Rice Market Softens as Asian FOB Eases Amid Monsoon Risks
Concise July 2026 rice market analysis: softer Asian FOB prices, strong Black Sea grains, Indian monsoon risks, and a short-term trading outlook in EUR.
Prices
Indicative FOB offers in early July show a shallow, broad-based easing in both India and Vietnam. The latest quotes (FOB, New Delhi and Hanoi, 3 July 2026) are down about EUR 0.01/kg from late June across most grades, reflecting softer CBOT futures and intense competition among Asian exporters.
Converted from USD using an indicative rate of 1 USD ≈ 0.93 EUR, the current price structure points to subdued but stable margins for exporters. Thai and Vietnamese benchmark 5% broken quotes have also ticked higher year-on-year but remain within recent ranges, confirming that the current move is consolidation rather than a sharp correction.
On the futures side, CBOT rough rice for nearby 2026 contracts has eased by around 0.5–0.6% in recent sessions, reinforcing the mild downward pressure on physical offers.
Supply & Demand
Broader grains availability is improving, which indirectly weighs on rice through substitution in feed and some food channels. Ukraine’s 2026 grain harvest has started with sharply stronger yields: early crops are averaging 4.07 t/ha, 56% above the same stage last year. Winter wheat yields are up 59% to 4.13 t/ha, barley 48% to 4.19 t/ha, and peas 26% to 2.25 t/ha, from a harvested area of 251,400 ha producing just over 1.0 million tonnes so far.
Although rice is not grown in Ukraine at scale, these outstanding results point to very favourable Black Sea growing conditions and the prospect of abundant wheat and barley. This adds competitive pressure in global staple markets and can cap rice price rallies by offering buyers cheaper alternatives where quality and dietary preferences allow.
In contrast, India – the dominant global rice exporter – is facing a challenging start to the 2026 kharif season. Monsoon rainfall is running below normal, with official trackers showing overall kharif sowing about 21% below last year in early July and rice area specifically still below its five‑year average. This raises the risk that production could undershoot initial expectations if rainfall does not normalise quickly.
Weather & Crop Conditions
Weather is the key swing factor for the medium‑term rice balance. India’s Meteorological Department projects 2026 southwest monsoon rainfall at roughly 90% of the long‑period average, placing the season in the below‑normal band and flagging heightened risk for rain‑fed crops, including rice. East and central India currently show some of the largest rainfall deficits, exactly where a large share of paddy is sown.

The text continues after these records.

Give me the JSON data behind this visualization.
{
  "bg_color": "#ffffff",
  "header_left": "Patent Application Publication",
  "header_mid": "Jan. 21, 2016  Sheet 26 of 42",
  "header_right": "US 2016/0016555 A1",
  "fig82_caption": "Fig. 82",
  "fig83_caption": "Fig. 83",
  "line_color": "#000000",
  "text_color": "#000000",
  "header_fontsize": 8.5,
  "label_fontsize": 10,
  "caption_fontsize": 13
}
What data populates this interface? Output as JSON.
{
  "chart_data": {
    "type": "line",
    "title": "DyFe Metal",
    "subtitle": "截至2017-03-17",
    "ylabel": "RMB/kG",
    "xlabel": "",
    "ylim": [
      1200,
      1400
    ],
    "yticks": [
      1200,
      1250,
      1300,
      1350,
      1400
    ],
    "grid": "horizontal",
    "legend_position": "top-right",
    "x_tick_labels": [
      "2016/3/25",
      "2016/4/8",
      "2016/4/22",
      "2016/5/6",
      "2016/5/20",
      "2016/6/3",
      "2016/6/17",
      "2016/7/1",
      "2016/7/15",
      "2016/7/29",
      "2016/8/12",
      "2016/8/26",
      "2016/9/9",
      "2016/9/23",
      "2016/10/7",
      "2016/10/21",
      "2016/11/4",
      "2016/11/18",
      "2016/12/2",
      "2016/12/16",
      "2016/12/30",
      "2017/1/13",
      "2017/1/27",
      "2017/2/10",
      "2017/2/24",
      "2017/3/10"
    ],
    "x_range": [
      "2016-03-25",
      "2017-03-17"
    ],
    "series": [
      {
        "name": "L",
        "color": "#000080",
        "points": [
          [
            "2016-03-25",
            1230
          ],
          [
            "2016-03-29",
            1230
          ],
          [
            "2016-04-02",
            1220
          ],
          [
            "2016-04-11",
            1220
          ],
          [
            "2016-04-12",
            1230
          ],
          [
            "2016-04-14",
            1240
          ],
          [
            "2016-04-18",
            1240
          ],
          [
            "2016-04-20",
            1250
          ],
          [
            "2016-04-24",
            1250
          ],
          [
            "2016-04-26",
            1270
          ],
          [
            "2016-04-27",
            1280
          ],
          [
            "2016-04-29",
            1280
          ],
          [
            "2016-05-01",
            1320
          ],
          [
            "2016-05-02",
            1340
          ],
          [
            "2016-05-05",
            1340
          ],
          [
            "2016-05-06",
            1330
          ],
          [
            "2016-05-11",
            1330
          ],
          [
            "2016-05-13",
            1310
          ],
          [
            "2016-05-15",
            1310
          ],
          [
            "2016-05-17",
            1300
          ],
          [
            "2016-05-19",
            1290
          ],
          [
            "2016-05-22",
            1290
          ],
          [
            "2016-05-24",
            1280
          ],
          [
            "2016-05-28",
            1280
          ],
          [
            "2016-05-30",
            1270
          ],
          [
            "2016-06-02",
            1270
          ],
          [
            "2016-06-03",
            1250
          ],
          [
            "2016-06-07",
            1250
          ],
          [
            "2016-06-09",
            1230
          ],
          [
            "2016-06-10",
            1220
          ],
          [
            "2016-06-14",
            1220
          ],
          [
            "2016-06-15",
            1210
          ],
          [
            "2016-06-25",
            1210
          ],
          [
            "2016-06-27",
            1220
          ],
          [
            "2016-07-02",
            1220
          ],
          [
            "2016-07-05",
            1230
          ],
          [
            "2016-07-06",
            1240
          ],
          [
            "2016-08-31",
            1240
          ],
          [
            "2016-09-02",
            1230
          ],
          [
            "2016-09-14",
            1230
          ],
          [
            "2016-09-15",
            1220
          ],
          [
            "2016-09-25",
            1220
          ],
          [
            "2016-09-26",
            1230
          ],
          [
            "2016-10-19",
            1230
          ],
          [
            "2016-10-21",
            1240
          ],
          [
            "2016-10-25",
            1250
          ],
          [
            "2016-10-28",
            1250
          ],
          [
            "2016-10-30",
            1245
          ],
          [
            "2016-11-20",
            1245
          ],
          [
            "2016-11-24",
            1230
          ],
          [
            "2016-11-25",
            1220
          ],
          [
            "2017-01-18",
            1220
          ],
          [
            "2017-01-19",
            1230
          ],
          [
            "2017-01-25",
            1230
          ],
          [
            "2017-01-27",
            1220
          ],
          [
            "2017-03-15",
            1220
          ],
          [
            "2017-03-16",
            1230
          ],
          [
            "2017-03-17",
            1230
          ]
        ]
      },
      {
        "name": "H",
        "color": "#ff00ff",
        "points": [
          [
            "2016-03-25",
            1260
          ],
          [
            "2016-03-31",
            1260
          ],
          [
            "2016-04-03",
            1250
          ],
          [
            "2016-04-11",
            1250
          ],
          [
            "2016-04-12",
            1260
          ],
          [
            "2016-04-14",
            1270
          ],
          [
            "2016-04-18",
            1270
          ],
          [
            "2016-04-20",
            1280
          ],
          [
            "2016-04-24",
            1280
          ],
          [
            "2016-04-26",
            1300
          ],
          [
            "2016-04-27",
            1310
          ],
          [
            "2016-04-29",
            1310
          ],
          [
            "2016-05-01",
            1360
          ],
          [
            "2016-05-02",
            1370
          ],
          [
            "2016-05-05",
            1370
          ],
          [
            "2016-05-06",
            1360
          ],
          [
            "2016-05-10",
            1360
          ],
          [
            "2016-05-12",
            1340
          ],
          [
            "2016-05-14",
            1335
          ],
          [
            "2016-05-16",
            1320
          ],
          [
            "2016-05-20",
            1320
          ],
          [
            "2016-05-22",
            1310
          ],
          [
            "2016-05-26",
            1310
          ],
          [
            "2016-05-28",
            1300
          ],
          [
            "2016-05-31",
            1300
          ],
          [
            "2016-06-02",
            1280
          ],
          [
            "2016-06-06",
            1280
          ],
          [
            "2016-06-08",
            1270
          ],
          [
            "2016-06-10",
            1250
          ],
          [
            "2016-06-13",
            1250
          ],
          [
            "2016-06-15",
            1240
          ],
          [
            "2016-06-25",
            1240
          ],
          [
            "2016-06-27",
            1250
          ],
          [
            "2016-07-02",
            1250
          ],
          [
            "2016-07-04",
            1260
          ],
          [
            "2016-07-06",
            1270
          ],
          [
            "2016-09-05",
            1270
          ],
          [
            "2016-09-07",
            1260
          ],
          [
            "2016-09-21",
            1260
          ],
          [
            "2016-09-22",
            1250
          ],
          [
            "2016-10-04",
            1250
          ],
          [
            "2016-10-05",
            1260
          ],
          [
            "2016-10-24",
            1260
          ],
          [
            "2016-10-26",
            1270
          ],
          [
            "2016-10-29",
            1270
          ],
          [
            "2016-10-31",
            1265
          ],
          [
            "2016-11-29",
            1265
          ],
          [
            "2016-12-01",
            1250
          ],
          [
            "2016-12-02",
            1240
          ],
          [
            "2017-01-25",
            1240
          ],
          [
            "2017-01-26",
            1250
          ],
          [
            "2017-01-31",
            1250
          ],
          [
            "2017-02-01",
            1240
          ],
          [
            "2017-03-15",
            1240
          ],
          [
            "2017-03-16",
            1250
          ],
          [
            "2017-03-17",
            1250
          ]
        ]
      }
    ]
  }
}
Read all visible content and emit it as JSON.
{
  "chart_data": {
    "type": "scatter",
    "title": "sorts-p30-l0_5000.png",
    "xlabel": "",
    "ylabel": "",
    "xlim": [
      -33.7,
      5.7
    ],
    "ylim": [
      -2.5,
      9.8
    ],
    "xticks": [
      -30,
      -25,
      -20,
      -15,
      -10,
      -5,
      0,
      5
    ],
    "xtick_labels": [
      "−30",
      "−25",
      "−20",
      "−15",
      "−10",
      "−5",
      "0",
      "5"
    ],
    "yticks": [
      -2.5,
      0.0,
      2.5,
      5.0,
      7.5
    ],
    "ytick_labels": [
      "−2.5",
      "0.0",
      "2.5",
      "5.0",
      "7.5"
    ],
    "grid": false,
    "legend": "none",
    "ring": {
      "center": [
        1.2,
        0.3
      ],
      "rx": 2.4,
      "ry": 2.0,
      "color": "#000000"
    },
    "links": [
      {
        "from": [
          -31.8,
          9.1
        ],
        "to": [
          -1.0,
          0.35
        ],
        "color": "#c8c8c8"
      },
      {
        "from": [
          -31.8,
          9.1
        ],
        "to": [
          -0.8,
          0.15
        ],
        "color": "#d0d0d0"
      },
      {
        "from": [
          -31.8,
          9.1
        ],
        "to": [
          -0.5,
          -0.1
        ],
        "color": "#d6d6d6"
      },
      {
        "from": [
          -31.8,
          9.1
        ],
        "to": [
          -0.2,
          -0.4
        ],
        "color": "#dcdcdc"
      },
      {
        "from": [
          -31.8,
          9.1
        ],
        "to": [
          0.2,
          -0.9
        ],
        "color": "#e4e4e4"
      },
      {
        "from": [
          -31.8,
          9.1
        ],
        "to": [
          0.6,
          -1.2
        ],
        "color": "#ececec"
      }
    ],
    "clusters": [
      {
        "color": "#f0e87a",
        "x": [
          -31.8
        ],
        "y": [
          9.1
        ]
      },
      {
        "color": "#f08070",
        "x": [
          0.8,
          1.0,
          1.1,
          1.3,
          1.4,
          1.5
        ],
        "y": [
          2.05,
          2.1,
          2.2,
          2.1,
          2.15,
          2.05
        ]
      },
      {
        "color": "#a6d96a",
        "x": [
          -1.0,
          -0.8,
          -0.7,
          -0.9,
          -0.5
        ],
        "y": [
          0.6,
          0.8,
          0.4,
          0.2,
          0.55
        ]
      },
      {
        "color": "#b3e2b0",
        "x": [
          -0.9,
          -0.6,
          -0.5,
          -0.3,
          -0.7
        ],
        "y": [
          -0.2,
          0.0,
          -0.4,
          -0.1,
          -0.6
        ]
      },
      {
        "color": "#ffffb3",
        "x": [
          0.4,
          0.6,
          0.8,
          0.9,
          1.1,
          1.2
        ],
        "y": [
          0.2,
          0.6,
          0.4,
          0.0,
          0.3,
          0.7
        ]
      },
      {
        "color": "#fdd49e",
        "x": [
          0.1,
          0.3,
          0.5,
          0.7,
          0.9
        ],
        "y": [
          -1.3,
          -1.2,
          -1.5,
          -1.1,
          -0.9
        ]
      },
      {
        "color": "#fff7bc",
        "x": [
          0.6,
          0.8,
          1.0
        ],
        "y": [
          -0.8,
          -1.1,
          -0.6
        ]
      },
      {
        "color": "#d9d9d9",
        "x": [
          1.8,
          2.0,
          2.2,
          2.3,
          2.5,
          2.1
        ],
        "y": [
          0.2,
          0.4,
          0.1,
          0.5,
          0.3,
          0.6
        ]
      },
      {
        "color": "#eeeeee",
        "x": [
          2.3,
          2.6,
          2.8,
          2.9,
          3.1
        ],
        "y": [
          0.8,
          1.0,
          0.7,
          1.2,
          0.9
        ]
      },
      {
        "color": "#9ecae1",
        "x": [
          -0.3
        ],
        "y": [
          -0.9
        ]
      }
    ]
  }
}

Reports from Indian and international observers underscore that July rainfall will be critical: transplanting remains behind schedule, and acreage losses could become structural if conditions do not improve soon. However, India also enters this period with record public rice stocks, significantly above official buffer norms, which partly cushions the global market against a single‑season production shortfall.
Fundamentals & Policy
Fundamentals at this stage are finely balanced. On the bearish side, strong Black Sea grain prospects and slightly softer Asian FOB prices are easing cost pressure for importers. Thai and Vietnamese benchmark quotes remain competitive, and recent CBOT weakness signals limited speculative appetite for a near‑term rally.
Bullish risk stems primarily from India. Below‑normal monsoon forecasts, an emerging El Niño signal and lagging rice sowings could tighten exportable surpluses if yields are hit. Policy remains another wildcard: while India has eased most emergency export restrictions introduced earlier in the decade, authorities are closely monitoring food inflation and have shown willingness to intervene if domestic prices accelerate.
Trading Outlook
- Importers: Use the current soft tone in CBOT and slightly lower Indian/Vietnamese FOB offers to extend coverage into Q4 2026–Q1 2027 in small tranches, maintaining flexibility for weather‑driven reversals.
- Exporters (India/Vietnam): Price aggressively for nearby shipments to defend market share, but avoid deep discounts for long‑dated positions until July monsoon performance is clearer.
- Industry & Retail Buyers: Consider forward hedging a portion of 2026/27 needs while outright prices remain contained, but avoid over‑commitment given the upside risks from Indian weather and potential policy shifts.
3‑Day Regional Price Indication (Directional)
- India FOB (New Delhi, key grades in EUR/kg): Roughly 0.32–0.78; bias: sideways to slightly softer as long as CBOT remains weak and export competition is strong.
- Vietnam FOB (Hanoi, main long‑grain/Jasmine in EUR/kg): Roughly 0.30–0.47; bias: stable to marginally softer under competitive pressure.
- Global benchmarks (Thai/Vietnam 5% broken, EUR/kg equivalent): Holding in a consolidated band; bias: range‑bound with weather and currencies providing the next impulse.